This is a database project for a music streaming startup Sparkify. Sparkify is looking to perform analytics on suscribers and the songs they are listening to. The raw data that Sparkify has is in two parts. The first is the list of songs that are available for listening to users. The second is a log of user activity on the app -- what songs they have listened to, and when. Both parts are in JSON format.
The data directory contains the raw data in JSON format that is processed. The song_data folder contains the files with information on each song available for listening (one song per file), with metadata about a song and the artist for that song. The log_data folder contains the files with information on listening sessions (one session per file), with metadata about the user, song listened to, and time spent listening.
The data from the song and log files are extracted with the help of the pandas library in Python. The files are stored in a Python dataframe and, where necessary, transformed into appropriate formats to be loaded into the SQL tables. For example, a column stored as a timestamp is converted to datetime format, which works better for the SQl tables.

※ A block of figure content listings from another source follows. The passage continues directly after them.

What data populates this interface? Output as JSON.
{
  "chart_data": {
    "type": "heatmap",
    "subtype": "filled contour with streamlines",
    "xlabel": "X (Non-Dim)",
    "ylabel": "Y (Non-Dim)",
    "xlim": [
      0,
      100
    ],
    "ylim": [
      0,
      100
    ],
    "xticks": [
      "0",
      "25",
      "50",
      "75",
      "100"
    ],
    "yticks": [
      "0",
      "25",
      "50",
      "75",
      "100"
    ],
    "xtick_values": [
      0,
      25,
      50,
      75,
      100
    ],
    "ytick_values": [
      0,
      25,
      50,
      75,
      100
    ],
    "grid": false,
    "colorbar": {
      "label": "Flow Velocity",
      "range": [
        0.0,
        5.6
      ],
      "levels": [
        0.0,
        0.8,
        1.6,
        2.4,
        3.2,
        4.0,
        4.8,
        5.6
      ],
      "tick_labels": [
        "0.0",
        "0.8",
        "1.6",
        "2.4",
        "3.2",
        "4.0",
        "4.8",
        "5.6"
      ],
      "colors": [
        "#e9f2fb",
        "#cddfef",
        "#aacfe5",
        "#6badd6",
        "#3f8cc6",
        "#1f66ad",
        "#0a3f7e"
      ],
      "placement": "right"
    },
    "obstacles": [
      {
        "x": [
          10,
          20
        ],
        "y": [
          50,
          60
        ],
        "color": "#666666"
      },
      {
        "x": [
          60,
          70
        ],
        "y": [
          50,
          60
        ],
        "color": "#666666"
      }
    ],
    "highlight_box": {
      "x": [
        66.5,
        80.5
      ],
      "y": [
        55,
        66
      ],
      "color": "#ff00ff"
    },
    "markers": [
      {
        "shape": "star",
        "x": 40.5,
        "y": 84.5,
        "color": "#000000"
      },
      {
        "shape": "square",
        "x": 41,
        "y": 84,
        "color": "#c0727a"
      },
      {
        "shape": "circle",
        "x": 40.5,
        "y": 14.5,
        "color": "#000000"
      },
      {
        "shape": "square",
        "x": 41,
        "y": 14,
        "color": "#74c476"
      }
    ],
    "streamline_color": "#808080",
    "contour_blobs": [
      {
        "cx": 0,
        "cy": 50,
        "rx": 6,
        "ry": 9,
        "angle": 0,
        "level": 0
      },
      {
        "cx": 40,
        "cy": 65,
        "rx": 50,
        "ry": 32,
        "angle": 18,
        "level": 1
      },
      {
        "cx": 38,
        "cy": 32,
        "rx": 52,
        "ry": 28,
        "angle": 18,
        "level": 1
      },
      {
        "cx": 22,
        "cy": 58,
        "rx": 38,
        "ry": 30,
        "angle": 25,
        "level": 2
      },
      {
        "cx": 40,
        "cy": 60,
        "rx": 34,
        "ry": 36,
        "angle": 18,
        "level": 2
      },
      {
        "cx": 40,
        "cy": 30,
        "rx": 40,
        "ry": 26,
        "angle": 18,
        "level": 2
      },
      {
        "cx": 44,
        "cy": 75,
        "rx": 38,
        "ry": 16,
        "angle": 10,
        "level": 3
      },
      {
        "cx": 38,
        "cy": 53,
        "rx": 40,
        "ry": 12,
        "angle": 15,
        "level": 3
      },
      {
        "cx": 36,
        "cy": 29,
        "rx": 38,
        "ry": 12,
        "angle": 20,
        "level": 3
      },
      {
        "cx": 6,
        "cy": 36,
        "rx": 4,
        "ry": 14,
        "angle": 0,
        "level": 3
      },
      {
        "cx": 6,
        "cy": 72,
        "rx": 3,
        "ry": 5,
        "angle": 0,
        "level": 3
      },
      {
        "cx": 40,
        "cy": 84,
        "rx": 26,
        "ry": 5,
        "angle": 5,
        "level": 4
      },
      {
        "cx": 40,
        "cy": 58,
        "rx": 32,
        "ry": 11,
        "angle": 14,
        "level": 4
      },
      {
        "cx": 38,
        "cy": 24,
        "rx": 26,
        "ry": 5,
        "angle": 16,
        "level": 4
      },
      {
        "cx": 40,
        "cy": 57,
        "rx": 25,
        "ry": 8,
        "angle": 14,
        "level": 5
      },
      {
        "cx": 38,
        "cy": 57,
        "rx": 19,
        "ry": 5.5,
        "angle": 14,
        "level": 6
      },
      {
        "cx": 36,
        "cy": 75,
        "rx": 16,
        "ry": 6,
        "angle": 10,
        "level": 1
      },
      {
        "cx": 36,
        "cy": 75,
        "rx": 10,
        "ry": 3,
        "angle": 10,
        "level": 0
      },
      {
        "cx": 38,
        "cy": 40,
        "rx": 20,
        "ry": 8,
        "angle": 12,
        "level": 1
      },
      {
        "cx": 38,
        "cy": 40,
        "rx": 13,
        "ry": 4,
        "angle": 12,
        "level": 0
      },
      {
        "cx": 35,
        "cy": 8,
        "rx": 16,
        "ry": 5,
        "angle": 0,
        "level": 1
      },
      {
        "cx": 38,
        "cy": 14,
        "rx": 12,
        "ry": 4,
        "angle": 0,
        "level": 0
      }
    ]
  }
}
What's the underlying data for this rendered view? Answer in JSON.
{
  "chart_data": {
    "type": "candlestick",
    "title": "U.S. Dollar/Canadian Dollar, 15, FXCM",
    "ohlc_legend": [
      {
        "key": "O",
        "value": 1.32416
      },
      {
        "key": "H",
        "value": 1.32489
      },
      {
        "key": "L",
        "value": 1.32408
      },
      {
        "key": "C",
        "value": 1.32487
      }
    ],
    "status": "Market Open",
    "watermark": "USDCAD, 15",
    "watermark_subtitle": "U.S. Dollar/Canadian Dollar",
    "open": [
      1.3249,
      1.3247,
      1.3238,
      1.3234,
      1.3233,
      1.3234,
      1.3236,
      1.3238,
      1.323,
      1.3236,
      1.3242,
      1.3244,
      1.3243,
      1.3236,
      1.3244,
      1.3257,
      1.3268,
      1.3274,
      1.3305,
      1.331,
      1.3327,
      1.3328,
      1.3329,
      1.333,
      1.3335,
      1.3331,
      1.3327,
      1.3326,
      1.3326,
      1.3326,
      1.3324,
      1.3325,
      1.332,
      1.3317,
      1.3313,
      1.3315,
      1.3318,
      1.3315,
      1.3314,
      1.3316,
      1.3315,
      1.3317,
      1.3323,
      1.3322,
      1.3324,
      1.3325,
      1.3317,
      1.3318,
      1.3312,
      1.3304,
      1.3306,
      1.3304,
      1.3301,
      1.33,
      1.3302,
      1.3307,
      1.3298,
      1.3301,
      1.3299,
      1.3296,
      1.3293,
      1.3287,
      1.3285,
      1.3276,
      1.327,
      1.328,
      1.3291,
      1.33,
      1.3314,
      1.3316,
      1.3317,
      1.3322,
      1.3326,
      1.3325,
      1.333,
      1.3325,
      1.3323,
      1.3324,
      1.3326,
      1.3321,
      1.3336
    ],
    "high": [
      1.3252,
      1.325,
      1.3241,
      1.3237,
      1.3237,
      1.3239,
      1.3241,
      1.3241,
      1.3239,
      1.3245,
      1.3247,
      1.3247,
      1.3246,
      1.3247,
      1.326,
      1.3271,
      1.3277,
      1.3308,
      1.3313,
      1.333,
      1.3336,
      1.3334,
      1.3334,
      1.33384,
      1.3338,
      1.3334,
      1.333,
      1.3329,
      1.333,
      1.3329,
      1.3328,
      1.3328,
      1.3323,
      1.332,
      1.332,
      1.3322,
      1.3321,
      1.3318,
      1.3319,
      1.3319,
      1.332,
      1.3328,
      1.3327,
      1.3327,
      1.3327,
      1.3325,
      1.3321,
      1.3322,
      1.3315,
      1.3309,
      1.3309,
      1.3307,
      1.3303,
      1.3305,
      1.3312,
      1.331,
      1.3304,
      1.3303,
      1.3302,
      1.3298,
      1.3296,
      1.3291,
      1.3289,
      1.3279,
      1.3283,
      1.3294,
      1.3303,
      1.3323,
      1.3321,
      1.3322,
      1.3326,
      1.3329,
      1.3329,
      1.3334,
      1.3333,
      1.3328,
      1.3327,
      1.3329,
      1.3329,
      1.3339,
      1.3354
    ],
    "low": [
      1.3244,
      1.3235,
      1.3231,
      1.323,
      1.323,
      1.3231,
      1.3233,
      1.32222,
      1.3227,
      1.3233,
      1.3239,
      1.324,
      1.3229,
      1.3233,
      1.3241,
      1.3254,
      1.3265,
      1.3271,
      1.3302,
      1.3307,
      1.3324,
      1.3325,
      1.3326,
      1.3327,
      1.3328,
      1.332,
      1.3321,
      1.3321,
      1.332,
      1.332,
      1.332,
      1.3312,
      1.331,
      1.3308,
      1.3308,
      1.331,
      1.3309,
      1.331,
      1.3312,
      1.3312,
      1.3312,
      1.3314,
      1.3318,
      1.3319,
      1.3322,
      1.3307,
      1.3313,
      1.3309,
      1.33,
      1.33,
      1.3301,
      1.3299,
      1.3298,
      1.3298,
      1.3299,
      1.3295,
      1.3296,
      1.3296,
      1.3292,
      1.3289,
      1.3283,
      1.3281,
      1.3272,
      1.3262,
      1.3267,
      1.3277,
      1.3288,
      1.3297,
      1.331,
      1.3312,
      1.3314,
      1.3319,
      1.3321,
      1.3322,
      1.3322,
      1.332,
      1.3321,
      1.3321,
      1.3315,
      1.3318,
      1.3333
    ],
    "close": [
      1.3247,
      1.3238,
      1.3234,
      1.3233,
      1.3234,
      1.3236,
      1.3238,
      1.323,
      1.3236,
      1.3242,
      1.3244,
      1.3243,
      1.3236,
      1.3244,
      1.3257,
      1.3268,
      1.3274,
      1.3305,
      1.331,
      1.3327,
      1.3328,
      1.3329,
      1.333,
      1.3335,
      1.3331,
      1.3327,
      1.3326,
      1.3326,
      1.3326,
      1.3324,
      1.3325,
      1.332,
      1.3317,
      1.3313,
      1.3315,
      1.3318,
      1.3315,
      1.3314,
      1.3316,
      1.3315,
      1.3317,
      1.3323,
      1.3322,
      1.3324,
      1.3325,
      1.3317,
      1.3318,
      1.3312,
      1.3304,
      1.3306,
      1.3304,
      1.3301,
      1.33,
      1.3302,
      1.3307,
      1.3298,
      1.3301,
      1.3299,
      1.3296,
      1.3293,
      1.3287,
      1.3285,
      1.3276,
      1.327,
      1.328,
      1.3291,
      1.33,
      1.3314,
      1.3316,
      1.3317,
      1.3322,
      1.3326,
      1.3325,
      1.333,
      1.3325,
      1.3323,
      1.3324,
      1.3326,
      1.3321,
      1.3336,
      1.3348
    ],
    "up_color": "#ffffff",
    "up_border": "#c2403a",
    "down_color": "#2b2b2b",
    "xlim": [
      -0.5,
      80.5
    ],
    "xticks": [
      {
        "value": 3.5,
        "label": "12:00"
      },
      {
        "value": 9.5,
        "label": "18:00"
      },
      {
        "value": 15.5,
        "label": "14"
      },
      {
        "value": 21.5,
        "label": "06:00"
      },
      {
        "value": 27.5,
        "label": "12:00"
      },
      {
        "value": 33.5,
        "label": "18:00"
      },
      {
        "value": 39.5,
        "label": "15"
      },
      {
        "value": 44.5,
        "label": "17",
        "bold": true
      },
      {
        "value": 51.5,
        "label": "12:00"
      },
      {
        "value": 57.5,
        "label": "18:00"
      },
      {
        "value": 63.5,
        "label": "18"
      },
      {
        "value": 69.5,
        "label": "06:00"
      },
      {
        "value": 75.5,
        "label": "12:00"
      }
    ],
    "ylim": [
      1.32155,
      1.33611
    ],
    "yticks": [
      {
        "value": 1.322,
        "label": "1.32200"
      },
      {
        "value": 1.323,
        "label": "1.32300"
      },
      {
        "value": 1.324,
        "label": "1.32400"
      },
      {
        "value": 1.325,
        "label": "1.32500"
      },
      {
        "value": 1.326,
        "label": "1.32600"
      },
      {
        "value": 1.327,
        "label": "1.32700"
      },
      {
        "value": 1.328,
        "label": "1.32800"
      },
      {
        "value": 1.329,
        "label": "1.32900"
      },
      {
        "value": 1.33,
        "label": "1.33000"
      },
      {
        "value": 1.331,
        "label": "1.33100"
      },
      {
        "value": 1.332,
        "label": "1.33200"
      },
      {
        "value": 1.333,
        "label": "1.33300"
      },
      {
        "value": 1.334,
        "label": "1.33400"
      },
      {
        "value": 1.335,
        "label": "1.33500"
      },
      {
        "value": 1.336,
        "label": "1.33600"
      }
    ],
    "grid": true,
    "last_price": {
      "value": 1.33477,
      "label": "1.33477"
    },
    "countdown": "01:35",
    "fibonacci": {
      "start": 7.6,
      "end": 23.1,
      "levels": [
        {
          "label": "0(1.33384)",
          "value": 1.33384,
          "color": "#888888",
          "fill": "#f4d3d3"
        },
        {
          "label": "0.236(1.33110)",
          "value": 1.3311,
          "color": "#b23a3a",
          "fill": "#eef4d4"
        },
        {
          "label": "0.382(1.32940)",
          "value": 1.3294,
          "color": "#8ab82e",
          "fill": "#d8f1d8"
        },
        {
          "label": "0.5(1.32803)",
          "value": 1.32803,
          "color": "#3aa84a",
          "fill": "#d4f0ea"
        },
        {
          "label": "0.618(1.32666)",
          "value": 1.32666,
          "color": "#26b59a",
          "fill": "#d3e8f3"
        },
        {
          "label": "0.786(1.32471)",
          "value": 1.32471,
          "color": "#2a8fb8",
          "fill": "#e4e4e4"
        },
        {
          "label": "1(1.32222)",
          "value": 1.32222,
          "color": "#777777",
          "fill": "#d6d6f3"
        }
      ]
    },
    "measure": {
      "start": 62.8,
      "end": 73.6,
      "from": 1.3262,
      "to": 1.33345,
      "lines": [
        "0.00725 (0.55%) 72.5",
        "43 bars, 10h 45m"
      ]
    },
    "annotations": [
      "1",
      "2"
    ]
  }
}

Using the song and log datasets, a star schema is used and optimized for queries on song play analysis. This includes the following tables:
- songplays - records in log data associated with song plays
- songplay_id, start_time, user_id, level, song_id, artist_id, session_id, location, user_agent
- users - users in the app
- user_id, first_name, last_name, gender, level
- songs - songs in music database
- song_id, title, artist_id, year, duration
- artists - artists in music database
- artist_id, name, location, latitude, longitude
- time - timestamps of records in songplays broken down into specific units
- start_time, hour, day, week, month, year, weekday
- song_data and log_data - contains the raw song data and listening logs in JSON format
- sql_queries.py - contains the table creation, insert statements, and a query to search for a song
- create_tables.py - creates the database and executes statements in sql_queries.py
- etl.py - the main program, processes the data files to load the database
To run this project, download the project files and run python create_tables.py
, which will execute sql_queries.py. Then, run python etl.py
to perform the etl process. Running python test.ipynb
will show some of the data entered in the tables.